Director Derek Cianfrace presents us with a film of three halves that takes us through two generations in its 140 minutes on the screen.
It was with more than a little trepidation that I read some of the advance notices of this film to be told that it "intertwined" three stories and “crossed generations”. I had visions of getting temporal seasickness, like I had during Trance last week.
Much relief, then, to find that the interconnected stories in The Place Beyond The Pines are told in linear fashion. Descriptions of it as a sort of Triptych make perfect sense, as it can be read as a single continuous narrative that almost but not quite falls into three segments.
Ryan Gosling is “Handsome Luke”, a small-time motorcycle stunt rider with a travelling fair, whose uncomplicated life is set off kilter by a meeting with an old affair, Romina, played by Eva Mendes. Romina has a one year old child, Jason, who was fathered by Luke but as she has now moved on and has a new partner she chooses not to tell him. Her mother is less discreet though, and lets the cat out of the bag. Seeing his son rocks Luke’s foundations and he lets the fair move on without him with hopes of becoming a father to Jason. He is offered work by an auto mechanic Robin (Ben Mendelsohn) but this doesn’t pay enough, so the pair take to bank robbery so that Luke can make enough to buy into his son’s life.
Enter Bradley Cooper, as Avery Cross, an ambitious cop who finds himself in the right place to bring Luke’s new career in crime to an abrupt end.
Avery is badly injured in the process and while recovering has his own life-changing epiphany when he picks up a sleeping child and realises that some of his decisions will take a lifetime to come to terms with. We follow him through some of his own questionable career moves until he finally sees the chance to make his own father proud.

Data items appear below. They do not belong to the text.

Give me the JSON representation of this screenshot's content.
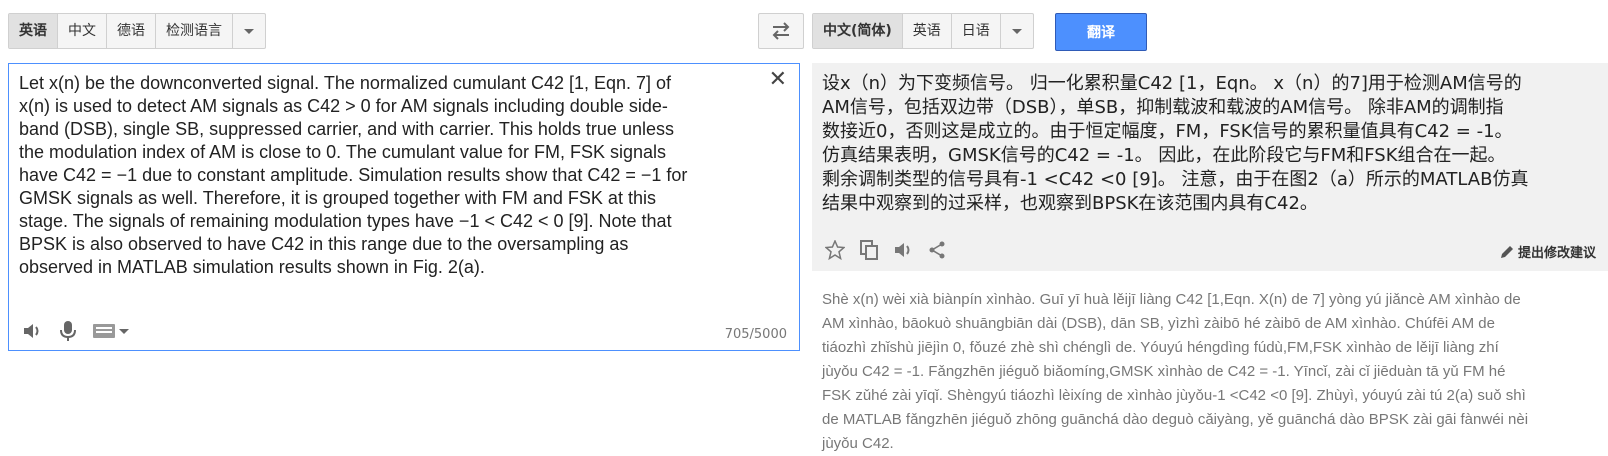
{
  "source_langs": [
    "英语",
    "中文",
    "德语",
    "检测语言"
  ],
  "target_langs": [
    "中文(简体)",
    "英语",
    "日语"
  ],
  "translate_button": "翻译",
  "source_text": "Let x(n) be the downconverted signal. The normalized cumulant C42 [1, Eqn. 7] of\nx(n) is used to detect AM signals as C42 > 0 for AM signals including double side-\nband (DSB), single SB, suppressed carrier, and with carrier. This holds true unless\nthe modulation index of AM is close to 0. The cumulant value for FM, FSK signals\nhave C42 = −1 due to constant amplitude. Simulation results show that C42 = −1 for\nGMSK signals as well. Therefore, it is grouped together with FM and FSK at this\nstage. The signals of remaining modulation types have −1 < C42 < 0 [9]. Note that\nBPSK is also observed to have C42 in this range due to the oversampling as\nobserved in MATLAB simulation results shown in Fig. 2(a).",
  "char_count": "705/5000",
  "translated_text": "设x（n）为下变频信号。 归一化累积量C42 [1，Eqn。 x（n）的7]用于检测AM信号的\nAM信号，包括双边带（DSB），单SB，抑制载波和载波的AM信号。 除非AM的调制指\n数接近0，否则这是成立的。由于恒定幅度，FM，FSK信号的累积量值具有C42 = -1。\n仿真结果表明，GMSK信号的C42 = -1。 因此，在此阶段它与FM和FSK组合在一起。\n剩余调制类型的信号具有-1 <C42 <0 [9]。 注意，由于在图2（a）所示的MATLAB仿真\n结果中观察到的过采样，也观察到BPSK在该范围内具有C42。",
  "suggest_edit": "提出修改建议",
  "romanization": "Shè x(n) wèi xià biànpín xìnhào. Guī yī huà lěijī liàng C42 [1,Eqn. X(n) de 7] yòng yú jiǎncè AM xìnhào de\nAM xìnhào, bāokuò shuāngbiān dài (DSB), dān SB, yìzhì zàibō hé zàibō de AM xìnhào. Chúfēi AM de\ntiáozhì zhǐshù jiējìn 0, fǒuzé zhè shì chénglì de. Yóuyú héngdìng fúdù,FM,FSK xìnhào de lěijī liàng zhí\njùyǒu C42 = -1. Fǎngzhēn jiéguǒ biǎomíng,GMSK xìnhào de C42 = -1. Yīncǐ, zài cǐ jiēduàn tā yǔ FM hé\nFSK zǔhé zài yīqǐ. Shèngyú tiáozhì lèixíng de xìnhào jùyǒu-1 <C42 <0 [9]. Zhùyì, yóuyú zài tú 2(a) suǒ shì\nde MATLAB fǎngzhēn jiéguǒ zhōng guānchá dào deguò cǎiyàng, yě guānchá dào BPSK zài gāi fànwéi nèi\njùyǒu C42.",
  "icons": {
    "swap": "swap-arrows-icon",
    "clear": "close-icon",
    "speaker": "speaker-icon",
    "mic": "microphone-icon",
    "keyboard": "keyboard-icon",
    "star": "star-icon",
    "copy": "copy-icon",
    "share": "share-icon",
    "pencil": "pencil-icon"
  },
  "colors": {
    "accent": "#4d90fe",
    "result_bg": "#f1f1f1"
  }
}
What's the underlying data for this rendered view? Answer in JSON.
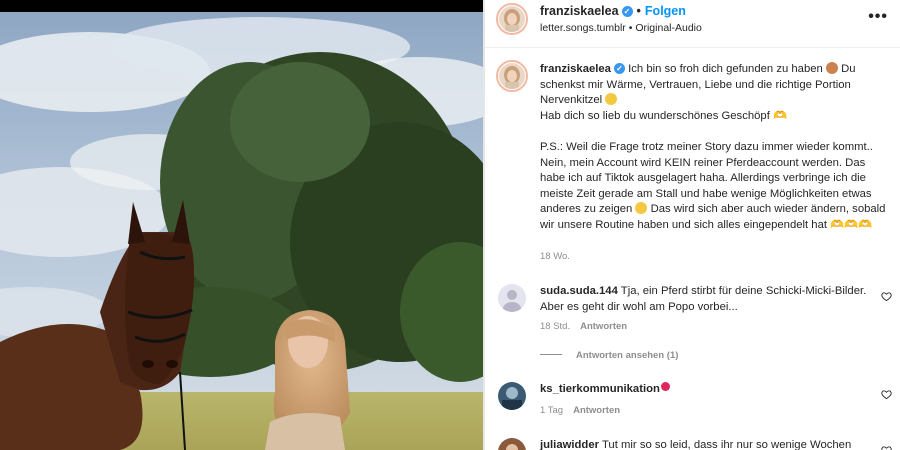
{
  "post": {
    "username": "franziskaelea",
    "follow_label": "Folgen",
    "location": "letter.songs.tumblr",
    "audio": "Original-Audio",
    "more_icon": "more-options-icon"
  },
  "caption": {
    "username": "franziskaelea",
    "line1": "Ich bin so froh dich gefunden zu haben",
    "line1b": "Du schenkst mir Wärme, Vertrauen, Liebe und die richtige Portion Nervenkitzel",
    "line2": "Hab dich so lieb du wunderschönes Geschöpf 🫶",
    "ps": "P.S.: Weil die Frage trotz meiner Story dazu immer wieder kommt.. Nein, mein Account wird KEIN reiner Pferdeaccount werden. Das habe ich auf Tiktok ausgelagert haha. Allerdings verbringe ich die meiste Zeit gerade am Stall und habe wenige Möglichkeiten etwas anderes zu zeigen",
    "ps2": "Das wird sich aber auch wieder ändern, sobald wir unsere Routine haben und sich alles eingependelt hat 🫶🫶🫶",
    "time": "18 Wo."
  },
  "comments": [
    {
      "username": "suda.suda.144",
      "text": "Tja, ein Pferd stirbt für deine Schicki-Micki-Bilder. Aber es geht dir wohl am Popo vorbei...",
      "time": "18 Std.",
      "reply_label": "Antworten",
      "view_replies": "Antworten ansehen (1)"
    },
    {
      "username": "ks_tierkommunikation",
      "text": "",
      "time": "1 Tag",
      "reply_label": "Antworten"
    },
    {
      "username": "juliawidder",
      "text": "Tut mir so so leid, dass ihr nur so wenige Wochen"
    }
  ],
  "colors": {
    "link": "#0095f6",
    "verified": "#3897f0",
    "muted": "#8e8e8e",
    "text": "#262626"
  }
}
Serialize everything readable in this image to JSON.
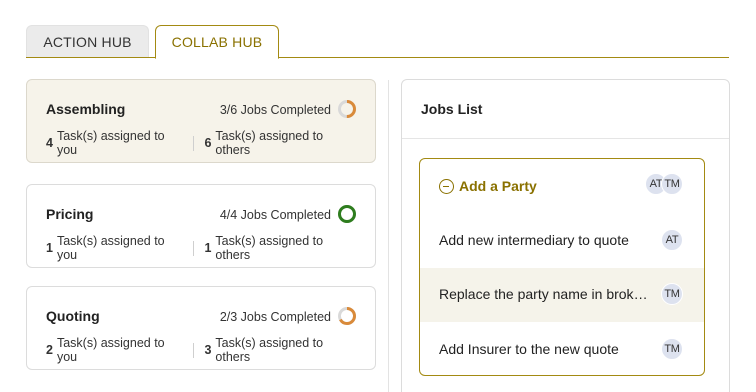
{
  "tabs": {
    "action": "ACTION HUB",
    "collab": "COLLAB HUB"
  },
  "stages": [
    {
      "title": "Assembling",
      "completed": 3,
      "total": 6,
      "progress_text": "3/6 Jobs Completed",
      "you_count": "4",
      "you_label": "Task(s) assigned to you",
      "others_count": "6",
      "others_label": "Task(s) assigned to others",
      "ring_color": "#d98a3a"
    },
    {
      "title": "Pricing",
      "completed": 4,
      "total": 4,
      "progress_text": "4/4 Jobs Completed",
      "you_count": "1",
      "you_label": "Task(s) assigned to you",
      "others_count": "1",
      "others_label": "Task(s) assigned to others",
      "ring_color": "#2e7d1e"
    },
    {
      "title": "Quoting",
      "completed": 2,
      "total": 3,
      "progress_text": "2/3 Jobs Completed",
      "you_count": "2",
      "you_label": "Task(s) assigned to you",
      "others_count": "3",
      "others_label": "Task(s) assigned to others",
      "ring_color": "#d98a3a"
    }
  ],
  "jobs": {
    "header": "Jobs List",
    "group": {
      "title": "Add a Party",
      "avatars": [
        "AT",
        "TM"
      ]
    },
    "items": [
      {
        "text": "Add new intermediary to quote",
        "avatar": "AT"
      },
      {
        "text": "Replace the party name in broker account",
        "avatar": "TM"
      },
      {
        "text": "Add Insurer to the new quote",
        "avatar": "TM"
      }
    ]
  },
  "colors": {
    "accent": "#8a7100",
    "accent_border": "#a38a12",
    "ring_track": "#d9d9d9"
  }
}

It is the third episode in the story that briefly feels more like an inbuilt sequel, until we discover the coincidence that brings old family rivalries to a potentially tragic conjunction. It might seem like a slightly too neat and tidy ending but it is satisfying for all that, as we see that a resolution might only be found somewhere in a place beyond the pines.
Ryan Gosling plays a character that we could easily fail to care about, but he plays it with such genuine depth of feeling that we do care a great deal. The internal struggle he has between his aggressive nature and the unexpected love he finds for his boy does create the central emotional core of the film.
This sets a benchmark against which Bradley Cooper has to set his portrayal of Avery. He almost achieves it but his character remains a little two dimensional by comparison. It is hard to find sympathy for Avery except in the central part of his story, where he sees the effect his actions have had on another family’s lives. Avery is the one character who ages most successfully in the final act, although I understand that there was some digital assistance to make him appear younger in the earlier part of the film.
Eva Mendes gives a strong and convincing performance as Romina although, as has been mentioned elsewhere, the female characters seem only to be here to prop up the story of the male leads. So much so that we have to prompt ourselves to remember Rose Byrne as Jennifer, Avery’s wife, who is only there because his son needs an onscreen mother. Mahershala Ali as Romina’s partner does a stalwart job too, but he too is only really there because the plot requires it.
Ben Mendelsohn delivers well in his rounded portrayal of Robin, the robber turned mechanic who provides Luke with a home and employment of sorts, while Ray Liotta is memorable for all the wrong reasons leading a group of Avery’s corrupt Police Department cronies.
It is in the last episode when Emory Cohen and Dane DeHaan come up with two of the film’s most compelling characters as the teenage AJ and Jason. I genuinely did feel like personally wringing the smugness out of AJ and he plays this deeply unpleasant young man with obvious relish. Dane DeHaan though is the big success of the latter part of this picture, and it is his final departure from the screen that leaves us with the conclusion that Cianfrance is a consummate storyteller.
Production and costume design along with an interesting and varied score manage to set the period for the film well and to give it great atmosphere.
At 2 hrs and 20 minutes, some of the audience commented that it could have lived with leaving a bit more on the cutting room floor, but for my money the pacing held me there throughout, with a small wobble around the transition into the third segment.
Some fine performances and well balanced direction make this a picture well worth going to see.